Apple is taking a beating right now. Tech and finance media are piling on because the company’s AI rollout has been, by Apple standards, a mess. The much-hyped AI-powered Siri they showed off in June? Delayed indefinitely. The text message summaries they actually shipped? Comically useless.
Look, the criticism isn’t entirely unfair. Apple fumbled the execution. But there’s something deeper going on here that most coverage is missing.
Every big tech company is scrambling to cram AI into their products. Why? Because “it’s the future!” What problems does it solve? Nobody’s really sure. Are customers demanding it? Absolutely not. Last year Apple had to pull an AI ad because the backlash was so intense.
The real reason is Wall Street. Investors are desperate for an Apple “super cycle” — some new feature compelling enough to make people rush out and upgrade. AI was supposed to be that. It wasn’t.
So Apple did something rare: they admitted the features weren’t ready and pushed the timeline out. “In the coming year,” they said. Which, of course, just fueled the narrative that Apple has fallen behind in the Most Important Technology Of Our Time.
That’s where this whole thing goes off the rails.
There’s a saying in politics: “The party can never fail, it can only be failed.” It’s what ideologues say when their candidate loses — blaming the voters instead of the platform.
The same thing is happening with AI. AI can never fail, it can only be failed. Failed by you and me, the smooth-brained Luddites who just don’t get it.

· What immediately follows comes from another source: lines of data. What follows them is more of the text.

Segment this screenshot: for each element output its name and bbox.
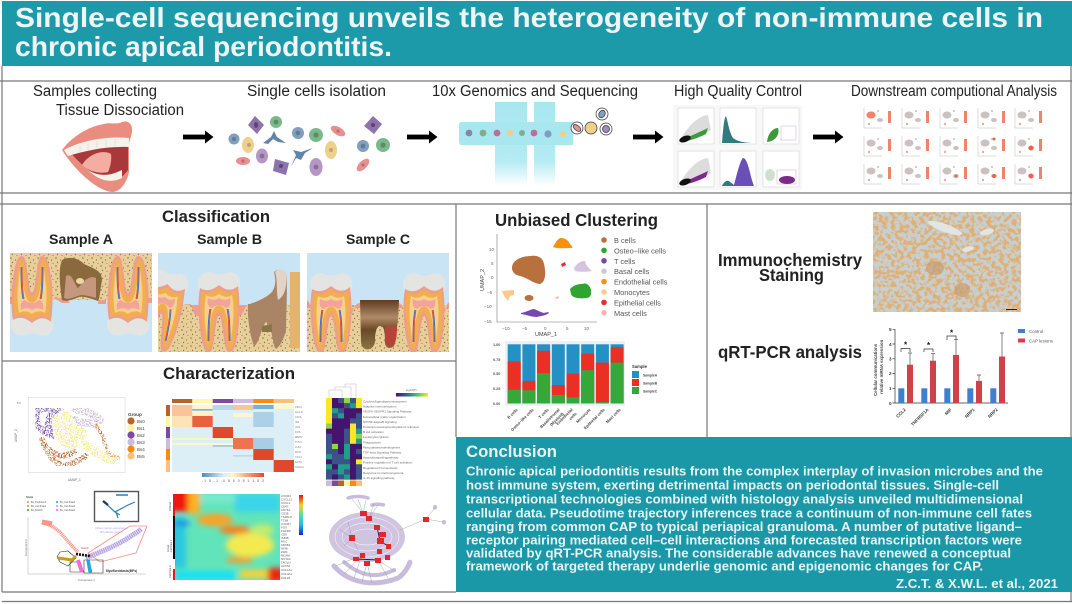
chart: qRT-PCR bars: CCL2 (895, 407, 907, 419)
pathway labels: NIK/NF-kappaB signaling (363, 420, 397, 424)
chart: pseudotime trajectory: Component 2 (24, 539, 28, 556)
citation: Z.C.T. & X.W.L. et al., 2021 (896, 576, 1059, 591)
chart: sample composition stacked bars: Mast cells (605, 407, 622, 424)
trajectory legend: Bs_Cell Fate2 (60, 501, 76, 504)
pseudotime gene labels: MYC (281, 540, 287, 544)
image: histology staining (873, 212, 1021, 312)
pseudotime gene labels: CD38 (281, 512, 289, 516)
chart: UMAP of clusters: UMAP_2 (480, 269, 486, 291)
pathway labels: Response to interferongamma (363, 471, 404, 475)
chart: sample composition stacked bars: cells (568, 411, 578, 421)
pseudotime gene labels: JUNB (281, 536, 289, 540)
chart: regulatory network (329, 496, 444, 583)
icon: open mouth (62, 121, 132, 192)
heading: immunochemistry staining (718, 250, 862, 285)
chart: sample composition stacked bars: 0.50 (493, 372, 500, 376)
heatmap gene labels: FOS (295, 430, 301, 434)
legend: clusters: Endothelial cells (614, 278, 668, 287)
inset trajectory (94, 492, 138, 522)
heading: qRT-PCR analysis: qRT-PCR analysis (718, 342, 862, 362)
chart: pseudotime gene heatmap: Preload (168, 502, 172, 511)
legend: qPCR (1018, 329, 1054, 344)
chart: sample composition stacked bars: Monocyte (575, 407, 592, 424)
chart: UMAP of clusters: UMAP_1 (535, 332, 557, 338)
pseudotime gene labels: CD47 (281, 504, 289, 508)
chart: UMAP of clusters: −10 (484, 304, 492, 309)
conclusion body: Chronic apical periodontitis results from the complex interplay of invasion microbes and the (466, 464, 1043, 478)
chart: UMAP of clusters: 10 (489, 247, 495, 252)
heading: immunochemistry staining: Staining (759, 265, 824, 285)
heading: Unbiased Clustering (495, 210, 658, 230)
chart: UMAP of clusters: −15 (484, 319, 492, 324)
pathway labels: Regulationof homeostasis (363, 466, 398, 470)
icon: 10x chip (459, 102, 612, 186)
pathway labels: Leukocytemigration (363, 435, 389, 439)
heading: Characterization (163, 364, 295, 383)
pseudotime gene labels: ZJ84 (281, 550, 288, 554)
heatmap gene labels: TAGLN (295, 465, 304, 469)
pseudotime gene labels: TSPAN7 (281, 515, 292, 519)
legend: group: Group (128, 412, 142, 417)
chart: UMAP of clusters (480, 234, 597, 338)
legend: sample (632, 364, 658, 394)
chart: pathway enrichment heatmap (326, 384, 428, 486)
pseudotime gene labels: ACTA2 (281, 564, 290, 568)
heatmap gene labels: ID2 (295, 420, 300, 424)
pathway labels: Phagocytosis (363, 440, 381, 444)
legend: group: Bs5 (137, 454, 145, 459)
legend: group: Bs1 (137, 426, 145, 431)
panel: validation (718, 212, 1054, 427)
chart: sample composition stacked bars: Epithelial cells (583, 407, 606, 430)
colour key: log10(P) (406, 388, 417, 392)
heatmap gene labels: ACTA (295, 460, 302, 464)
pathway labels: Musculartissuedevelopment (363, 445, 400, 449)
chart: sample composition stacked bars: Basal/stromal (539, 407, 561, 429)
pseudotime gene labels: TAGLN (281, 560, 290, 564)
heading: immunochemistry staining: Immunochemistry (718, 250, 862, 270)
chart: pseudotime trajectory: Component 1 (78, 578, 95, 582)
heatmap gene labels: LUM (295, 445, 300, 449)
legend: clusters: Basal cells (614, 267, 650, 276)
chart: qRT-PCR bars: * (927, 341, 931, 350)
chart: pseudotime trajectory: Myofibroblasts(MFs) (106, 569, 137, 573)
pathway labels: Proteinprocessinginendoplasmic reticulum (363, 425, 420, 429)
pseudotime gene labels: CD9 (281, 532, 287, 536)
icon: isolated cells (228, 116, 390, 176)
pseudotime gene labels: CXCR4 (281, 494, 291, 498)
chart: UMAP of clusters: 5 (566, 326, 569, 331)
label: sample B: Sample B (197, 231, 262, 247)
chart: pseudotime trajectory (24, 492, 147, 582)
label: sample A: Sample A (49, 231, 113, 247)
illustration: sample B teeth (158, 253, 300, 352)
title banner: Single-cell sequencing unveils the heterogeneity of non-immune cells in (15, 2, 1043, 33)
chart: qRT-PCR bars: 1 (889, 386, 892, 391)
title banner (2, 1, 1072, 66)
legend: group: Bs4 (137, 447, 145, 452)
chart: UMAP of clusters: −10 (502, 326, 510, 331)
legend: qPCR: CAP lesions (1029, 338, 1054, 344)
legend: group (127, 412, 145, 460)
pseudotime gene labels: CXCL12 (281, 498, 292, 502)
pseudotime gene labels: CXCL1 (281, 501, 291, 505)
chart: qRT-PCR bars (873, 327, 1054, 427)
pathway labels: Positive regulation of T cell activation (363, 461, 413, 465)
chart: qRT-PCR bars: Cellular communications (873, 343, 878, 396)
chart: qRT-PCR bars: 5 (889, 327, 892, 332)
chart: qRT-PCR bars: relative mRNA expression (879, 339, 884, 394)
arrow (183, 130, 214, 144)
pseudotime gene labels: COL3A1 (281, 572, 292, 576)
chart: qRT-PCR bars: 2 (889, 371, 892, 376)
legend: clusters: Osteo−like cells (614, 246, 666, 255)
chart: pseudotime gene heatmap: Cell Fate 1 (169, 539, 173, 552)
chart: sample composition stacked bars: 0.75 (493, 358, 500, 362)
legend: sample: SampleB (643, 382, 658, 386)
chart: sample composition stacked bars: (Myeloid) (549, 411, 565, 427)
panel: conclusion (456, 437, 1072, 592)
chart: UMAP of clusters: 10 (584, 326, 590, 331)
chart: pseudotime gene heatmap: Group (166, 544, 170, 552)
legend: qPCR: Control (1029, 329, 1043, 334)
heatmap gene labels: CXCL (295, 415, 302, 419)
pseudotime gene labels: KDFB1 (281, 543, 291, 547)
pathway labels: Apoptoticsignalingpathway (363, 456, 399, 460)
pseudotime gene labels: MCAM (281, 554, 290, 558)
heatmap gene labels: MMP2 (295, 435, 303, 439)
chart: marker gene heatmap (166, 399, 304, 483)
title banner: chronic apical periodontitis. (15, 31, 392, 62)
pathway labels: VEGFA-VEGFR2 Signaling Pathway (363, 410, 412, 414)
chart: pseudotime trajectory: fibroblasts (iAFs) (100, 530, 123, 534)
chart: UMAP of subclusters: UMAP_2 (14, 429, 18, 442)
chart: qRT-PCR bars: 4 (889, 342, 892, 347)
pseudotime gene labels: CXCR7 (281, 522, 291, 526)
illustration: sample A teeth (10, 253, 152, 352)
chart: pseudotime trajectory: branch (81, 546, 89, 550)
heatmap gene labels: CD74 (295, 405, 302, 409)
pathway labels: TGF-beta Signaling Pathway (363, 450, 402, 454)
step heading: samples collecting: Samples collecting (33, 83, 157, 100)
conclusion heading: Conclusion (466, 442, 557, 461)
pseudotime gene labels: TCIM (281, 518, 289, 522)
legend: group: Bs3 (137, 440, 145, 445)
chart: qRT-PCR bars: MIF (944, 407, 953, 416)
chart: qRT-PCR bars: * (904, 340, 908, 350)
chart: qRT-PCR bars: NRP1 (964, 407, 976, 419)
colour bar (299, 495, 303, 535)
legend: clusters: T cells (614, 257, 636, 266)
panel: unbiased clustering (480, 210, 668, 432)
chart: sample composition stacked bars: Endothelial (555, 407, 574, 426)
chart: pseudotime gene heatmap: Cell Fate 2 (168, 565, 172, 578)
pathway labels: IL-16 signaling pathway (363, 476, 395, 480)
pathway labels: Cytokine/ligand/genomicssystem (363, 400, 407, 404)
illustration: sample C teeth (307, 253, 449, 353)
chart: qRT-PCR bars: 3 (889, 356, 892, 362)
conclusion body: host immune system, exerting detrimental impacts on periodontal tissues. Single-cell (466, 478, 999, 492)
arrow (633, 130, 664, 144)
chart: UMAP of clusters: 0 (544, 326, 547, 331)
conclusion body: cellular data. Pseudotime trajectory inferences trace a continuum of non-immune cell fates (466, 506, 1032, 520)
legend: sample: SampleC (643, 390, 658, 394)
chart: sample composition stacked bars (493, 341, 658, 432)
trajectory legend (26, 495, 76, 512)
pathway labels: B cell activation (363, 430, 384, 434)
chart: sample composition stacked bars: 0.00 (493, 402, 500, 406)
legend: group: Bs0 (137, 419, 145, 424)
pseudotime gene labels: NFIB (281, 546, 288, 550)
step heading: tissue dissociation: Tissue Dissociation (56, 102, 184, 119)
chart: pseudotime trajectory: Inflammation-associated (95, 526, 128, 530)
trajectory legend: Bs_Cell Fate3 (60, 505, 76, 508)
legend: clusters: Monocytes (614, 288, 650, 297)
chart: UMAP of clusters: 5 (491, 261, 494, 266)
legend: clusters: Mast cells (614, 309, 647, 318)
pathway labels: Adaptive immune/system (363, 405, 397, 409)
chart: pseudotime gene heatmap (167, 494, 303, 580)
trajectory legend: Bs_Branch (31, 509, 43, 512)
chart: sample composition stacked bars: Osteo−like cells (510, 407, 535, 432)
pseudotime gene labels: FOS (281, 526, 287, 530)
legend: clusters: B cells (614, 236, 636, 245)
pseudotime gene labels: CD74A (281, 508, 290, 512)
heatmap gene labels: THY1 (295, 440, 302, 444)
trajectory legend: Bs_Prebranch (31, 501, 47, 504)
chart: qRT-PCR bars: TNFRSF1A (910, 407, 930, 427)
heatmap gene labels: DCN (295, 450, 301, 454)
heatmap gene labels: HLA-D (295, 410, 303, 414)
chart: sample composition stacked bars: B cells (506, 407, 519, 420)
conclusion body: receptor pairing mediated cell–cell interactions and forecasted transcription factors were (466, 532, 1022, 548)
pathway labels: Extracellular matrix organization (363, 415, 406, 419)
panel: workflow (33, 83, 1057, 192)
chart: sample composition stacked bars: 1.00 (493, 343, 500, 347)
trajectory legend: State (26, 495, 34, 499)
step heading: single cells isolation: Single cells isolation (247, 83, 386, 100)
chart: UMAP of clusters: −5 (522, 326, 528, 331)
legend: group: Bs2 (137, 433, 145, 438)
conclusion body: ranging from common CAP to typical periapical granuloma. A number of putative ligand– (466, 519, 1022, 534)
chart: UMAP of subclusters: UMAP_1 (68, 478, 81, 482)
chart: sample composition stacked bars: 0.25 (493, 387, 500, 391)
chart: sample composition stacked bars: T cells (537, 407, 550, 420)
heading: Classification (162, 207, 270, 226)
legend: clusters (601, 236, 668, 318)
pathway labels (363, 400, 420, 480)
heatmap gene labels (295, 405, 304, 469)
trajectory legend: Bs_Cell Fate4 (60, 509, 76, 512)
conclusion body (466, 464, 1043, 574)
chart: UMAP of clusters: 0 (491, 275, 494, 280)
panel: classification (10, 207, 449, 354)
chart: flow cytometry quality control (673, 105, 802, 190)
conclusion body: transcriptional technologies combined with histology analysis unveiled multidimensional (466, 492, 1023, 506)
pseudotime gene labels: FGFR3 (281, 529, 291, 533)
heatmap colour scale: -1.5 -1 -0.5 0 0.5 1 1.5 2 (202, 479, 264, 483)
conclusion body: validated by qRT-PCR analysis. The considerable advances have renewed a conceptual (466, 546, 1011, 560)
chart: UMAP of subclusters: 5.0 (17, 401, 21, 405)
pseudotime gene labels: COL18 (281, 576, 291, 580)
trajectory legend: Bs_Cell Fate1 (31, 505, 47, 508)
legend: sample: SampleA (643, 374, 658, 378)
pseudotime gene labels: COL1A1 (281, 568, 292, 572)
chart: qRT-PCR bars: * (950, 328, 954, 338)
conclusion body: framework of targeted therapy underlie genomic and epigenomic changes for CAP. (466, 558, 983, 574)
step heading: quality control: High Quality Control (674, 83, 802, 100)
step heading: 10x genomics: 10x Genomics and Sequencing (432, 83, 638, 100)
chart: UMAP of subclusters (14, 398, 125, 482)
chart: UMAP of clusters: −5 (487, 290, 493, 295)
heatmap gene labels: COL1 (295, 455, 302, 459)
arrow (407, 130, 438, 144)
chart: qRT-PCR bars: 0 (889, 401, 892, 406)
legend: clusters: Epithelial cells (614, 298, 661, 307)
arrow (813, 130, 844, 144)
heatmap gene labels: JUN (295, 425, 300, 429)
pseudotime gene labels: NOTA4 (281, 557, 291, 561)
pseudotime gene labels (281, 494, 292, 580)
chart: qRT-PCR bars: NRP2 (987, 407, 999, 419)
panel: characterization (14, 364, 444, 583)
legend: sample: Sample (632, 364, 648, 369)
chart: feature plots grid (864, 108, 1042, 184)
label: sample C: Sample C (346, 231, 410, 247)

Kevin Roose at the New York Times recently argued that Apple has failed AI, not the other way around. He said on his podcast that Apple needs to “be more comfortable with error, with mistakes, with things that are a little rough around the edges.”
Respectfully, that’s nonsense.
Apple built a $3 trillion empire by being obsessive about detail. Its “walled garden” approach — hated by developers, sure — is why a billion people trust this company with their face scans, bank accounts, and real-time location. You buy an iPhone, turn it on, and it just works. No manual required. Even your parents can figure out FaceTime.
Roose says regular users understand that AI isn’t perfect, and that there’s a right way and wrong way to query a chatbot. So apparently we’re the ones failing AI — because on top of having jobs and lives and laundry, we should also learn to work around the limitations of models that may or may not give us accurate information.
To what end?
As Roose’s co-host Casey Newton pointed out in the same episode, it’s not like Google or Amazon has cracked some incredible use case that’s making people line up for new hardware.
“AI is still so much more of a science and research story than it is a product story,” Newton said.
That’s the real takeaway. Large language models are fascinating science. ChatGPT and Claude are genuinely impressive. But a bot that’s 80% accurate — and confidently wrong the other 20% — isn’t a product. It’s a demo.
Apple knows this. They’ve always been about shipping products that work, not shipping science experiments. And while their competitors are busy hyping half-baked features, Apple is doing what they’ve always done: waiting until the tech actually delivers before putting it in people’s hands.
Maybe that’s not a failure. Maybe it’s the only sane approach.